O direito à aposentadoria continua tão “sagrado” quanto antes, mas agora, em vez de se aposentar aos 55 anos, os trabalhadores farão isso aos 62 ou 65 anos. A idade de aposentadoria não é um direito, mas sim regulação do direito à aposentadoria. É melhor trabalhar menos? Claro que é. Assim como é melhor se aposentar logo de cara com 100% do salário na ativa. A questão é saber se o País tem como sustentar isso, num quadro de modificações demográficas fortes e de reestruturação produtiva. Se não houver uma nova regulamentação, algum risco haverá para os benefícios ou recursos serão drenados de algum outro lugar. Dadas a correlação de forças e a lógica do sistema, é fácil imaginar onde estarão os drenos.
No ponto em que se encontra hoje, ainda em discussão, a reforma manterá muitos privilégios, que beneficiam certas categorias (juízes, policiais, professores). Esse poderia ter sido um dos focos do protesto, mas as centrais sindicais têm o rabo preso e suas corporações estão interessadas justamente na manutenção daquilo que parte da população considera injusto. Para cobrir isso, enfatizam uma injustiça geral que não se configura com clareza.
A reforma previdenciária é problemática. Pelos termos em que está sendo proposta, por quem a propõe e pelo momento. Do lado do governo, carente de força e representatividade, o cálculo é que basta apoio congressual, que pouco importa, no momento, o apoio social. Temer paga o preço de certa sobranceria e da real incapacidade de fazer política com “P” maiúsculo.
Falta de paciência
Por outro lado, na sociedade e na vida associada, não há paciência para discutir o tema. Tudo é contestado de afogadilho, impulsionado pela raiva, pela insatisfação generalizada e pelo oportunismo político. Pegou-se carona no descontentamento para criar um clima de resistência e oposição que de modo algum está organizado. Fabricou-se uma ideia de que “toda a sociedade” está contra Temer e as reformas e que isso significa que ela está automaticamente do lado da oposição, do PT e de Lula. É uma ilusão.
Muita gente parou e insuflou a paralisação sem conhecer as reformas, pura e simplesmente para contestar o governo Temer. Misturou-se tudo num bolo só: falhas e erros das reformas, problematização de direitos sociais, falta de legitimidade governamental, repulsa aos políticos e à vida atual, ressentimentos contra o impeachment de Dilma e solidariedade a Lula.
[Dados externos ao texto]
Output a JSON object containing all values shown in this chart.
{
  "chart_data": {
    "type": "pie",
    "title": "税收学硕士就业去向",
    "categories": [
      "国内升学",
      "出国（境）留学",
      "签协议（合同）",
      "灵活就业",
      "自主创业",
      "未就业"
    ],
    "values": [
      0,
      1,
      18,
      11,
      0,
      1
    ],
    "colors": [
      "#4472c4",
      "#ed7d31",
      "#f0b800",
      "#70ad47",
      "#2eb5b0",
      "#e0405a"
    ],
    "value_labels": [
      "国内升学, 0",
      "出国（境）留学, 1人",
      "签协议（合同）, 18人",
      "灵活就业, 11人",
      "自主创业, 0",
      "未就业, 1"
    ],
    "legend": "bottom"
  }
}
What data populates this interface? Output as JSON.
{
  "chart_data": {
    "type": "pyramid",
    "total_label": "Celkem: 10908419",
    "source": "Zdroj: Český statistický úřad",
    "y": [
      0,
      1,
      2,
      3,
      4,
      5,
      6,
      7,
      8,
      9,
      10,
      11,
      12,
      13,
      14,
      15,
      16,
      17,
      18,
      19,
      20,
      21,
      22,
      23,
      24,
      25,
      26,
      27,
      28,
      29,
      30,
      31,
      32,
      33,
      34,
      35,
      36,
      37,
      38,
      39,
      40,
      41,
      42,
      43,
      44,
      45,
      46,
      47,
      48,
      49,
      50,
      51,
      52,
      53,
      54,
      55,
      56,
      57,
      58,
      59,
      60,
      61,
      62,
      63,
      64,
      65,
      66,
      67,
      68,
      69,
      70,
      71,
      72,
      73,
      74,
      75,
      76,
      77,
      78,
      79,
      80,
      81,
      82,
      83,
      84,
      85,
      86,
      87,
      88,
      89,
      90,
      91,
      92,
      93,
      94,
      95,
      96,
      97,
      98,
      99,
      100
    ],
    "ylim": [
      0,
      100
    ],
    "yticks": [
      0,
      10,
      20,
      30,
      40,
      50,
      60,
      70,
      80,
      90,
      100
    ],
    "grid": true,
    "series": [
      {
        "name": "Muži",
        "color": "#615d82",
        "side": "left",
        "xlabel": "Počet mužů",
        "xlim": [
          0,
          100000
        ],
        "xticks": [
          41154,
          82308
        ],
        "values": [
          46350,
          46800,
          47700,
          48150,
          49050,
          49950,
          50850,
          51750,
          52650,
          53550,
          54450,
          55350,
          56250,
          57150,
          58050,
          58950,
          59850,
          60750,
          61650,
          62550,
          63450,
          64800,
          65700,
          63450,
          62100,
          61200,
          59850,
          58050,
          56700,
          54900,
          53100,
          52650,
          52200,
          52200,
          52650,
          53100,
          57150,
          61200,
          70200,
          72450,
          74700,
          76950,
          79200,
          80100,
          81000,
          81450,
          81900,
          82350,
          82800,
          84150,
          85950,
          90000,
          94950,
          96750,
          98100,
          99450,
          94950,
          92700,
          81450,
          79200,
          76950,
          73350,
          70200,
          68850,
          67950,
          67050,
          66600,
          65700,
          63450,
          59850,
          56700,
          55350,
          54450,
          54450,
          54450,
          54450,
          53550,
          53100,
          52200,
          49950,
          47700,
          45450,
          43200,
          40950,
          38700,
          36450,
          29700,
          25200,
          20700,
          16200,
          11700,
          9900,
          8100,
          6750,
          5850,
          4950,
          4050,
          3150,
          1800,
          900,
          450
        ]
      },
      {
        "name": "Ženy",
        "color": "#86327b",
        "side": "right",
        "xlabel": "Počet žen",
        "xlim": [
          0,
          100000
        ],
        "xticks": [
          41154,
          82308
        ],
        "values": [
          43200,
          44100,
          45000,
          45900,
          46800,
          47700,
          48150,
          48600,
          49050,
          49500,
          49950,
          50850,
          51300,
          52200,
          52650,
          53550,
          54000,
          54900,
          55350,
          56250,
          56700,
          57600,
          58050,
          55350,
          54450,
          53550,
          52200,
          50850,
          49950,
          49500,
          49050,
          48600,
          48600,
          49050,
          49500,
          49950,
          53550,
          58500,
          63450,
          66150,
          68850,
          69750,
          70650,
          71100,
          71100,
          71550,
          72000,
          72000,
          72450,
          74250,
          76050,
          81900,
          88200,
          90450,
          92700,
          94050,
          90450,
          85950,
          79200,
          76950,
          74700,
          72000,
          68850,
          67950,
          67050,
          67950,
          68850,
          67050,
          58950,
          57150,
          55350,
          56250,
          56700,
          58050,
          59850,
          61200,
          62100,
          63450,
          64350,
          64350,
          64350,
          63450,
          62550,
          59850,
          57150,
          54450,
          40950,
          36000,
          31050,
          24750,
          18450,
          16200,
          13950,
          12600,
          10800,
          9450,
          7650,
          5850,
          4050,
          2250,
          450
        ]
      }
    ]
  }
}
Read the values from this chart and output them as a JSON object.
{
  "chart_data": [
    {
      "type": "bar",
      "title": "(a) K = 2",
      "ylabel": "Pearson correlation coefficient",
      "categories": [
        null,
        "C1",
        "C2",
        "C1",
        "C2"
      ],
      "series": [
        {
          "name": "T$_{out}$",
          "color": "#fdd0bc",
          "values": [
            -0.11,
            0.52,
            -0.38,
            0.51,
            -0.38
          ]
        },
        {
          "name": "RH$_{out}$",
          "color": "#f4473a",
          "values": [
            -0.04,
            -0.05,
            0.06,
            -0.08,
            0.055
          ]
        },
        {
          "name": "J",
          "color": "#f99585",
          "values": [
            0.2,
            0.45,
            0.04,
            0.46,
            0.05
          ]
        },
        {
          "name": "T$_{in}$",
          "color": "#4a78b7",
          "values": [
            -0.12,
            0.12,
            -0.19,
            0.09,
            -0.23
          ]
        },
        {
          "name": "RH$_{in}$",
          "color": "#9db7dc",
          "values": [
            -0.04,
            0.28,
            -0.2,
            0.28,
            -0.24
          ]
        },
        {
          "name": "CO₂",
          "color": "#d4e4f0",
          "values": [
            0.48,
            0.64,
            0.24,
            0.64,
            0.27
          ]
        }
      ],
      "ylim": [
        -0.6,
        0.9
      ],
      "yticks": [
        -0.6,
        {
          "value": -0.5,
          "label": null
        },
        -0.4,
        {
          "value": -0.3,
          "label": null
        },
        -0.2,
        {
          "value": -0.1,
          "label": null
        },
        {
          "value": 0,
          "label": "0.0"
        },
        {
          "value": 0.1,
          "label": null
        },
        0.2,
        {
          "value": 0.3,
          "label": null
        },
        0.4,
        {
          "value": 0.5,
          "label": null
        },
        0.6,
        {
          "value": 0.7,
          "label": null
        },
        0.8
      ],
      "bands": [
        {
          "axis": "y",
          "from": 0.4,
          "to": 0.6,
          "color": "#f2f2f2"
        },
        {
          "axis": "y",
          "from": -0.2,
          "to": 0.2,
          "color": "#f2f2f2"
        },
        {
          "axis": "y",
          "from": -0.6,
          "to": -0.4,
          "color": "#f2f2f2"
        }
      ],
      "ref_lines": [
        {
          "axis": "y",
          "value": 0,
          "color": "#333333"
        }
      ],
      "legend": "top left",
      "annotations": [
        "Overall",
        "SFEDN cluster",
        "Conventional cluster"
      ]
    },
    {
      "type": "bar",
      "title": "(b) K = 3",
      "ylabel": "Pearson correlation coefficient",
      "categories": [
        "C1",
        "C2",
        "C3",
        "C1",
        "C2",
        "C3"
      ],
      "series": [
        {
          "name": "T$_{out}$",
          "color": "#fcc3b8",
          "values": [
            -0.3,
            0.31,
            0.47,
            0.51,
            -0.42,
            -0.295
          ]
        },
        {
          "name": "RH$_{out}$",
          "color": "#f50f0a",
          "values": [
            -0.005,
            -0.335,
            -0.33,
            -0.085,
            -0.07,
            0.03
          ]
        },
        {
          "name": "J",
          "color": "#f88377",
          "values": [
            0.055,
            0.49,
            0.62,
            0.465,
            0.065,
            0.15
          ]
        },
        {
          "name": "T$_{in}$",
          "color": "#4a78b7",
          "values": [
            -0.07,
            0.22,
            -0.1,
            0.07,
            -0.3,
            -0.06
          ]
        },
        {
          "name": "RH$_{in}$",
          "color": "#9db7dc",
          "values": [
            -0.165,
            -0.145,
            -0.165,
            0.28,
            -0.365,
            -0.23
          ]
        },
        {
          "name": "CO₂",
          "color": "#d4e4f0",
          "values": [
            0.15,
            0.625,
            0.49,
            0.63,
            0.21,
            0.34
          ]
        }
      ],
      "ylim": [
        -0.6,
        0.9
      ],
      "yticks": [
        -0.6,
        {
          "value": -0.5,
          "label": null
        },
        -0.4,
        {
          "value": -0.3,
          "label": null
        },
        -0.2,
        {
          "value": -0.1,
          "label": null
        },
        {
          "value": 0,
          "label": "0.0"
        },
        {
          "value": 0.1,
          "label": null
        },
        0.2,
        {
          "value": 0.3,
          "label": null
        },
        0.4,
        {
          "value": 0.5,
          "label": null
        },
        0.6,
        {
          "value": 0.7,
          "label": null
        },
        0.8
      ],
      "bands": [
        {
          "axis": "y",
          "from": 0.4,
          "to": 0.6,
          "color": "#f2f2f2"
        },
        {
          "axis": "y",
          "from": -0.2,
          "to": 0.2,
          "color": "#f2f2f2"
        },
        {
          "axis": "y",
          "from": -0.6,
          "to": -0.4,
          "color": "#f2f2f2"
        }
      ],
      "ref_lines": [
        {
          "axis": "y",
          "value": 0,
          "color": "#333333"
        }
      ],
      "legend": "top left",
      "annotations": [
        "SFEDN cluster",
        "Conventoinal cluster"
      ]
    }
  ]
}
Teria sido importante que a recusa às propostas do governo viesse acompanhada de um projeto alternativo consistente e articulado, que não se limitasse ao conservadorismo do deixar tudo como está. Faltou ao movimento, porém, uma preocupação técnica mais articulada, que auxiliasse a sociedade a entender o que está em jogo e que opções existem.
Houve luta, com certeza, mas perdeu-se uma oportunidade de ouro para se esclarecer a opinião pública e demarcar o terreno das esquerdas. A polarização que amarra a ação democrática se reproduziu, opondo coxinhas a mortadelas. E a esquerda ainda está tendo de engolir a pecha de “conservadora”.
O País parou, mas na semana que vem, depois do Primeiro de Maio, quando tudo voltar a funcionar com alguma “normalidade”, a vida seguirá e pouco avanço oposicionista haverá.
Talvez não se tenha reforma previdenciária, mas nem por isso o futuro estará mais bem protegido.